Siempre es difícil traducir sólo los títulos. Podrías darnos un poquito más de información sobre el tema?
A bote pronto diría que: La Responsabilidad Medioambiental = Die Verpflichtung gegenüber der Umwelt, pues lo interpreto así que nosotros somos responsables del medio ambiente, y no que éste sea responsable de algo.

Un saludo.


----------



## Geviert

Podría ser: _die Unweltverantwortung: ein Rechtssatz zu Unweltschäden._ Dependiendo del tipo de régimen se podrá decir_ Umwelthaftplichtversicherung_  (más generalmente _Umweltschadengesetz _/_Umwelthaftungsgesetz_ /_Umwelthaftplichtversicherungsgesetz_).
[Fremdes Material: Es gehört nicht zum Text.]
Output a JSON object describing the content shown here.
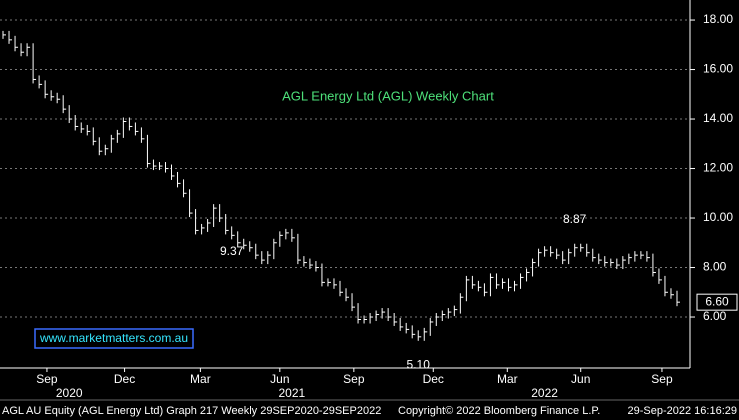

El término _régimen _en alemán pertenece tendencialmente al léxico político (_Herrschaftsform_), intuyo que en este caso te refieres más bien al conjunto de normas que rigen algo. En alemán ya se sobrentiende con el término _Gesetz_ (que no es solo "ley"), en todo caso será necesario controlar si el tema del trabajo se refiere explicitamente a la _Umwelthaftplichtversicherung_.


----------



## granburny

Danke sehr!

Ich gebe ein bisschen mehr *[COLOR=#0][/COLOR]*Information.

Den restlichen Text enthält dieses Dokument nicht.